With some words and music by artists who can find their way sympathetically into the souls of these very difficult people, I could see it making a good opera and perhaps a powerful one.

John Carpenter is terrific as Borkman. I’ve enjoyed his work for a couple of decades now, and I’ve always thought of him as a very good actor within a somewhat limited range, but in the last few years he’s been going well beyond that range and finding all sorts of depths I haven’t seen in his performances before. The other standout, I thought, was Karen Lewis as Ella Rentheim, who breathes remarkable life into the role; her scenes with Carpenter were high points for me. But nobody is anything less than very good in this cast.

Behinder and Behinder

Spent much of the weekend again at the bookstore’s new location, mostly figuring out how to make bookcases stand securely, without teetering or toppling, in the arrangement Dave wanted them. The ones standing against a wall, of course, are easy; the tricky ones are in the middle of the floor with nothing near them to anchor them to but other bookcases. But with some ingenuity and some spare lumber, I got them all up and pretty solidly in place. No guarantees if the Big One comes, but at least they won’t come down in a mild tremor or if a child tries to climb one. Or a cat, more to the point. The cats have been having fun jumping on and off them ever since we turned them loose in the new space.

So I’ve been at the bookstore every evening and weekend for a couple of weeks and am behind in everything. For example, it’s Tuesday and I’m still working on Friday’s Listener crossword puzzle, “Double Cross”. The instructions say that each clue actually leads to two words of the same length, and the solver has to figure out which one goes into the grid. This being the Listener puzzle, I figured that this was going to mean that I wouldn’t be able to tell which words went into the grid and which didn’t until I was just about finished, and that I’d need two copies of the grid, one to fill with one set of words and one to fill with the other, and that something near the end of the process would tell me which was the right grid.

Sure enough, that’s what’s going on so far.
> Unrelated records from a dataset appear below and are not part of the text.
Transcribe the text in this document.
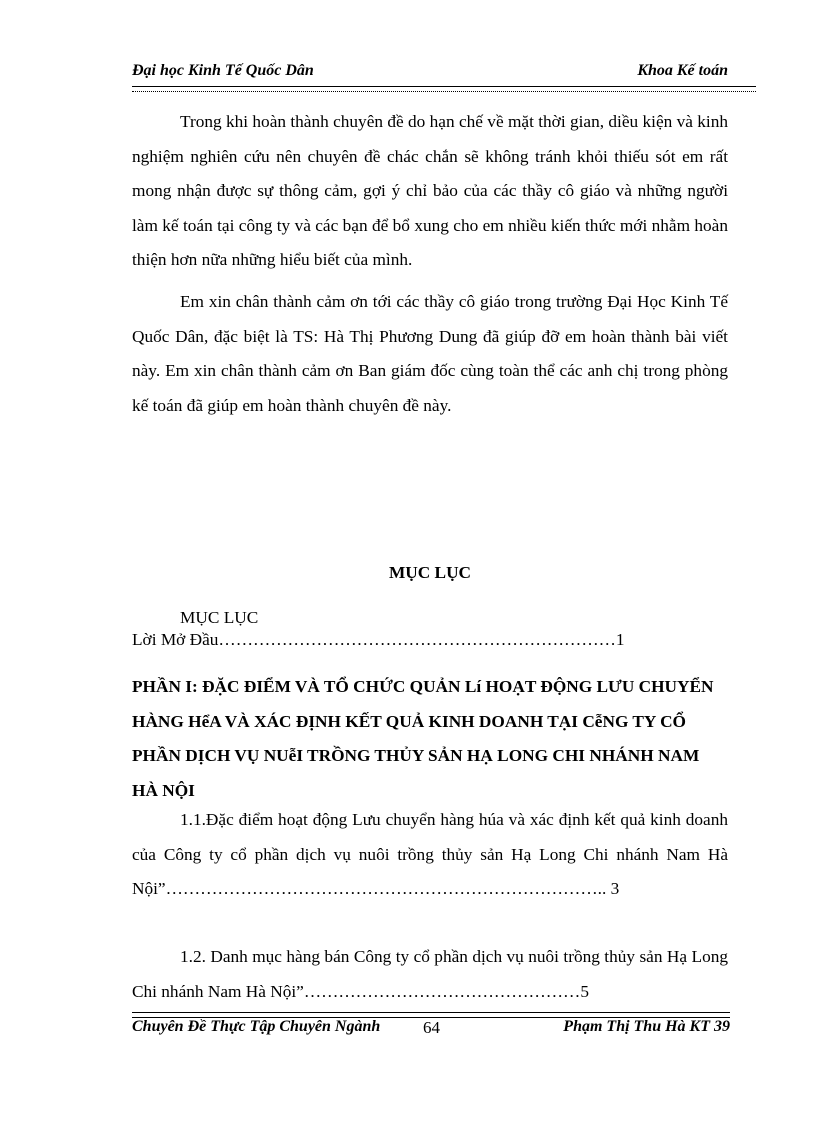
Đại học Kinh Tế Quốc Dân	Khoa Kế toán

Trong khi hoàn thành chuyên đề do hạn chế về mặt thời gian, diều kiện và kinh nghiệm nghiên cứu nên chuyên đề chác chắn sẽ không tránh khỏi thiếu sót em rất mong nhận được sự thông cảm, gợi ý chỉ bảo của các thầy cô giáo và những người làm kế toán tại công ty và các bạn để bổ xung cho em nhiều kiến thức mới nhằm hoàn thiện hơn nữa những hiểu biết của mình.

Em xin chân thành cảm ơn tới các thầy cô giáo trong trường Đại Học Kinh Tế Quốc Dân, đặc biệt là TS: Hà Thị Phương Dung đã giúp đỡ em hoàn thành bài viết này. Em xin chân thành cảm ơn Ban giám đốc cùng toàn thể các anh chị trong phòng kế toán đã giúp em hoàn thành chuyên đề này.

MỤC LỤC
MỤC LỤC
Lời Mở Đầu……………………………………………………………1

PHẦN I: ĐẶC ĐIỂM VÀ TỔ CHỨC QUẢN Lí HOẠT ĐỘNG LƯU CHUYỂN HÀNG HểA VÀ XÁC ĐỊNH KẾT QUẢ KINH DOANH TẠI CễNG TY CỔ PHẦN DỊCH VỤ NUễI TRỒNG THỦY SẢN HẠ LONG CHI NHÁNH NAM HÀ NỘI

1.1.Đặc điểm hoạt động Lưu chuyển hàng húa và xác định kết quả kinh doanh của Công ty cổ phần dịch vụ nuôi trồng thủy sản Hạ Long Chi nhánh Nam Hà Nội”………………………………………………………………….. 3

1.2. Danh mục hàng bán Công ty cổ phần dịch vụ nuôi trồng thủy sản Hạ Long Chi nhánh Nam Hà Nội”…………………………………………5

Chuyên Đề Thực Tập Chuyên Ngành	64	Phạm Thị Thu Hà KT 39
Things were getting so messy that this morning I took the puzzle into Pages (page layout software) and created one PDF with two copies of the grid and a second PDF with all the clues on one sheet, and recopied all my work so far onto those. That’s a little easier to work with. I have the grids about two-thirds filled in. A “cautionary message” is created one letter at a time as you solve the clues, and I have enough of these letters (about three-quarters of them) to be pretty sure what the message is going to be, but I have no idea yet how it’s supposed to help me.

“Hexes”

I did finish last Friday’s Listener puzzle, called “Hexes”, though it took me longer than usual as I didn’t have much leisure time on the weekend. Fortunately it was relatively easy. Once I’d gotten enough letters from the clues to guess at the first of the names in the set, I thought of the correct set of names just about at once, and that information helped me solve several more clues and complete more of the left half of the grid. Then I had an idea about the names I was looking for in the grid, and that proved to be true, and once I’d found two of the names I knew what the rest of them had to be, and completing them in the grid helped me solve the rest of the puzzle pretty quickly.

Even so, I didn’t finish till Monday, and then I didn’t get my entry into the mail till this morning, so it may not even reach England by next weekend’s deadline.